Все исчезает в одной единственной Книге, для которой, как мы знаем от Малларме и Борхеса, создан мир. Книги, составленной из тысяч и тысяч книг. Эта начинается, как мы уже говорили выше, с обнаружения автором себя в российской глубинке, в знаковой Тмутаракани, в этакой Тартарии, где даже интернет ловит только на кладбище. Конечно, поэт ищет способы приспособиться к этой земле, родная ведь, как не крути, не такая, конечно, как Саметь, земля предков по маминой линии, но все-таки своя. Кто знает, не есть ли эта новая тяга россиян к своему наделу — та самая великодержавная скрепа, которую нынче с лупой ищут у нас наверху? Не есть ли она и решение «земельного вопроса», и избавление от имперских амбиций, и вековая забава интеллектуала, приболевшего «онегинским» сплином?

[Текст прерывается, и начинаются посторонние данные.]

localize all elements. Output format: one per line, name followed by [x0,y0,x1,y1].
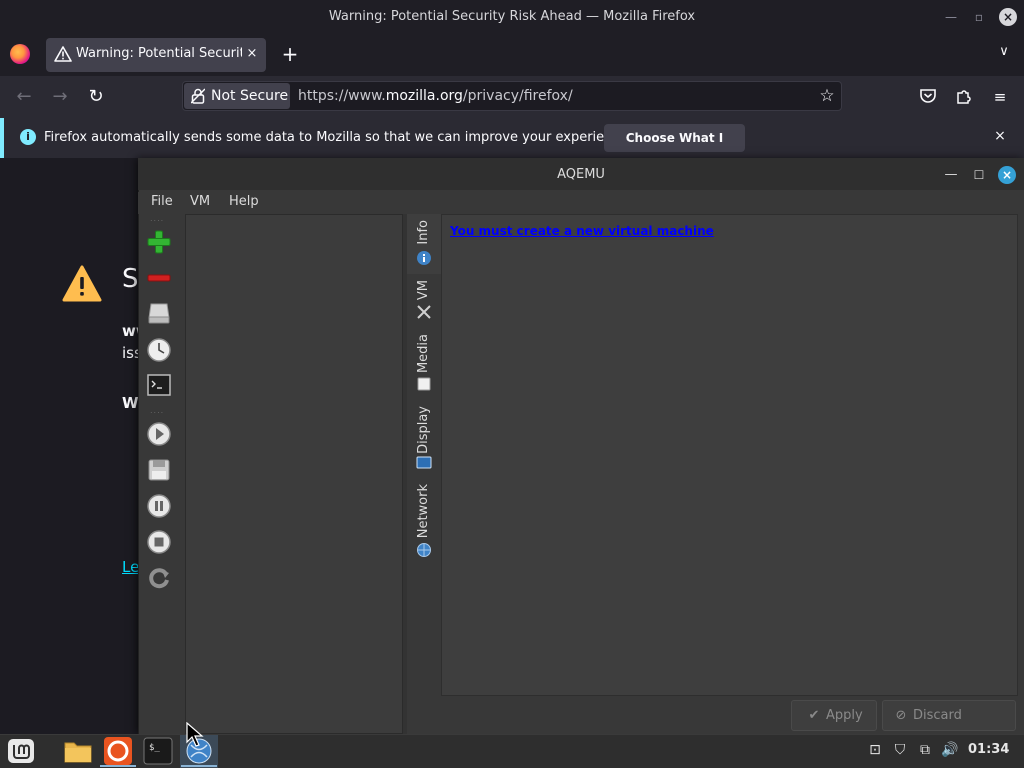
terminal-taskbar-icon[interactable]: $_ [143,736,173,766]
warning-icon [54,46,72,62]
create-vm-message[interactable]: You must create a new virtual machine [450,224,714,238]
tab-network[interactable]: Network [407,480,441,560]
aqemu-menubar [138,192,1024,214]
url-text[interactable]: https://www.mozilla.org/privacy/firefox/ [298,88,573,104]
tab-display-label: Display [416,406,431,454]
back-arrow-icon[interactable]: ← [10,84,38,110]
toolbar-separator: .... [150,214,165,223]
tab-display[interactable]: Display [407,402,441,474]
aqemu-close-button[interactable]: × [998,166,1016,184]
insecure-lock-icon [191,88,205,104]
extensions-icon[interactable] [955,87,973,105]
new-tab-button[interactable]: + [280,42,300,66]
discard-changes-button[interactable]: ⊘Discard Changes [882,700,1016,752]
tools-icon [417,305,431,319]
pocket-icon[interactable] [919,87,937,105]
network-globe-icon [417,543,431,557]
menu-vm[interactable]: VM [190,194,210,209]
save-vm-icon[interactable] [146,457,172,483]
bookmark-star-icon[interactable]: ☆ [816,85,838,107]
tab-vm-label: VM [416,280,431,301]
maximize-button[interactable]: ▫ [971,9,987,25]
tab-info-label: Info [416,220,431,245]
minimize-button[interactable]: — [943,9,959,25]
start-vm-icon[interactable] [146,421,172,447]
warning-triangle-icon [62,265,102,302]
running-indicator [100,765,136,767]
url-prefix: https://www. [298,88,386,104]
stop-vm-icon[interactable] [146,529,172,555]
info-icon [417,251,431,265]
forward-arrow-icon[interactable]: → [46,84,74,110]
clock[interactable]: 01:34 [968,742,1009,757]
notification-message: Firefox automatically sends some data to… [44,130,632,145]
mint-menu-icon[interactable] [6,736,36,766]
menu-file[interactable]: File [151,194,173,209]
menu-help[interactable]: Help [229,194,259,209]
terminal-icon[interactable] [146,372,172,398]
remove-vm-icon[interactable] [146,265,172,291]
notification-close-icon[interactable]: × [992,128,1008,144]
aqemu-minimize-button[interactable]: — [944,167,958,183]
mouse-cursor-icon [186,722,204,747]
pause-vm-icon[interactable] [146,493,172,519]
files-folder-icon[interactable] [63,736,93,766]
display-monitor-icon [416,456,432,469]
media-disk-icon [417,377,431,391]
running-indicator [181,765,217,767]
tab-media-label: Media [416,334,431,374]
url-path: /privacy/firefox/ [462,88,573,104]
cancel-icon: ⊘ [895,708,907,723]
volume-icon[interactable]: 🔊 [941,741,959,759]
network-icon[interactable]: ⧉ [916,741,934,759]
aqemu-maximize-button[interactable]: ☐ [972,167,986,183]
chevron-down-icon[interactable]: ∨ [994,44,1014,64]
shield-icon[interactable]: ⛉ [891,741,909,759]
add-vm-icon[interactable] [146,229,172,255]
apply-label: Apply [826,708,863,723]
tab-network-label: Network [416,484,431,539]
tab-vm[interactable]: VM [407,276,441,326]
reset-vm-icon[interactable] [146,565,172,591]
toolbar-separator: .... [150,406,165,415]
vm-list[interactable] [185,214,403,734]
choose-what-i-share-button[interactable]: Choose What I Share [604,124,745,173]
close-window-button[interactable]: × [999,8,1017,26]
not-secure-label: Not Secure [211,88,289,104]
info-icon: i [20,129,36,145]
tab-info[interactable]: Info [407,214,441,274]
apply-button[interactable]: ✔ Apply [791,700,877,731]
learn-more-link[interactable]: Le [122,558,139,576]
firefox-taskbar-icon[interactable] [103,736,133,766]
url-host: mozilla.org [385,88,463,104]
firefox-logo-icon[interactable] [10,44,30,64]
reload-icon[interactable]: ↻ [82,84,110,110]
clock-icon[interactable] [146,337,172,363]
tab-media[interactable]: Media [407,330,441,394]
tab-label: Warning: Potential Security Risk Ahead [76,46,242,61]
tab-close-icon[interactable]: × [244,44,260,64]
svg-text:$_: $_ [149,743,160,753]
harddisk-icon[interactable] [146,300,172,326]
window-title: Warning: Potential Security Risk Ahead —… [328,9,696,24]
info-panel [441,214,1018,696]
aqemu-title: AQEMU [557,167,605,182]
update-manager-icon[interactable]: ⊡ [866,741,884,759]
menu-hamburger-icon[interactable]: ≡ [989,86,1011,108]
check-icon: ✔ [808,708,820,723]
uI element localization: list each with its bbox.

А еще автор как бы примеряется к себе новому: подойдет ли он этой избе на курьих ножках, заколдованной зеленой воде с перевернутым лесом, да полям, с дореволюционным хлебным окоемом. Его авторскому взору «деревня не докучает однообразной наготой». И, быть может, в силу этого обстоятельства и мы особо не скучаем в шульпяковской глухомани. Вглядываясь в нее через стекла «онегинского» лорнета, улыбаемся внутренне, когда понимаем, как меняют родные сотки двести миллиардов наших клеток.

И этот шульпяковский «затерянный мир» помогает нам понять, что последние полтора века мы проводим в разы больше времени на свету, нежели в темноте, или что одно только пение ненужных теперь телеграфных проводов, не говоря уже о птичьих хорах, изменило бы нас до основ, не будь Москвы, в которую мы обстоятельствами принуждены постоянно возвращаться. И это после всего, что было в «счастливой деревне»! После баньки, самогона и интернета среди покасившихся крестов, после положенного абсурда Хармса и случайной ностальгии на школьном дворе (а как же без нее, сын идет в первый класс!).

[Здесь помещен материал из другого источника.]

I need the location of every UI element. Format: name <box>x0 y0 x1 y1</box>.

Из разных эссе мы узнаем тех, кто в силу несхожих обстоятельств стал особенно важен для автора. В этом перечне — и деревенский сосед Леха, и замечательный поэт Евгений Рейн. Почему-то посвященное ему эссе «Мой важный поэт» кажется наиболее личным и откровенным, быть может, оттого, что нам открывается судьба молодого поэта, автора книги, а вместе с нею истоки его поэтического творчества.

Должен сказать, делиться сокровенным в биографической прозе несравненно сложнее, чем в поэзии: за ямбы и хореи тут не спрятаться, сердце любимого сокола придется подавать гостям в охлажденном виде. Однако сложности биографической прозы Шульпяков преодолевает либо с помощью деликатности и такта, полагаю, врожденных, либо обходит с гибкостью слаломиста, приобретенной в австрийских Альпах. Немало помогает ему и редкое дарование — умение составлять литературные портреты, жанр этот в российской словесности, увы, безжалостно похоронен том самом кладбище, где хорошо ловит интернет.

И надо сказать, что литературные портреты выходят у Шульпякова без оглядки на выдающийся «Некрополь» Владислава Ходасевича или провокативный «Распад атома» Георгия Иванова.

«Я хорошо помню год, когда познакомился с Рейном, — это было в 93-м. Он только что вернулся из Венеции, где снимали фильм «Прогулки с Бродским». Когда я пришел к нему, Рейн был весь еще там, оттуда. А жили они тогда на Куусинена. — Сигареты Бродского! — он протягивал мне пачку «Merit». — Коньяк! Я вытягивал сигаретку. Мы чокались. Для начинающего стихотворца все это было, конечно, ошеломительно», — Глеб Шульпяков, «Запад на Восток», «Мой важный поэт».

Тот, кто знал Рейна вначале 90-х, да и после, уверен, поддержит меня: Шульпяков, вне всякого сомнения, попадает «в яблочко». Так что, может, и возродится у нас жанр литературного портрета.

«Рейн рассказывал свои байки, которые я потом слышал еще не раз и не два. Просматривал стихи, которые я приносил ему. Что-то выбирал, обещал опубликовать. А потом читал сам. Эти были новые «итальянские» стихи, написанные по живым следам его поездки в Италию. Зачем ему было показывать свои стихи юнцу, студенту? Наверное, потому что живая душа лучше, чем отражение в зеркале. Теперь я это точно знаю.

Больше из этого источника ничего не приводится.